Old age savings have been accumulated in by the pensioners, so it's their money. The debate is more about how high the conversion rate should be and how much money is actually paid out to the pensioner. In my view, pensions should not be tampered with. It would be intolerable should people of pensionable age be denied the full amount due to them, having paid in regularly over the whole of their working lives. At the same time, I believe quite strongly that Switzerland as a center for work and entrepreneurial activity – already under severe strain – should not be burdened still further with higher pension contributions.

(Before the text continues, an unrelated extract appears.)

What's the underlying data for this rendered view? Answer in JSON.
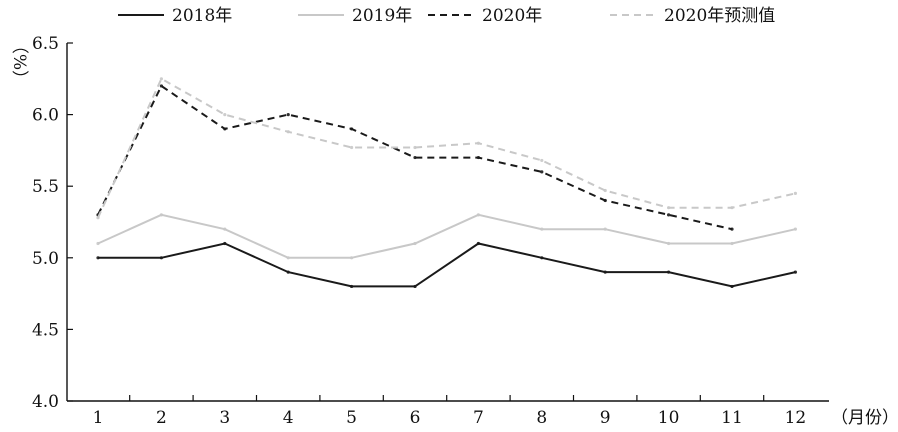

The pension funds are in stormy waters, above all due to our ageing society and rock-bottom interest rates. Are they – and indeed all of us – going to fall victim to financial promises they can't keep?

If we keep kicking the can down the road in regard to the necessary reforms, this is certainly a possibility. There is, indeed, a danger that we won't be able to expect the benefits in the future that were promised us in the past. One consequence of this development would be the increasing importance of making private retirement provisions. So tackling the overdue reforms is of the utmost urgency.

If you could give the pension funds in Switzerland some advice, what would that be?

They need to focus on those issues that they can actually influence themselves. In other words, getting a grip on internal costs and staying innovative. But to do this, our legislators need to create the proper conditions, conditions that are both equitable and realistic. The politicians need to act. The pension funds can change neither demographic developments nor the economic climate. So they need to get their own houses in order, as it were.

Personal Profile
Andrea Davaz
Winegrower and entrepreneur

Born in 1964, Andrea Davaz grew up on his family's wine-growing estate in Fläsch. Following formal training as an oenologist he took over the running of the family winery. In 1990, he and his brother acquired the Poggio al Sole vineyard in Tuscany, Italy. Four years later, he founded a wine trading business, von Salis and in 2003 acquired a 50% stake in the wine traders, Valentin & von Salis in Pontresina. 2012 saw Davaz purchase Zanolari Chur, a wine business founded in 1875. Davaz spends his quality time with his family, likes to meet up with friends over a glass of good wine or is in training for a marathon.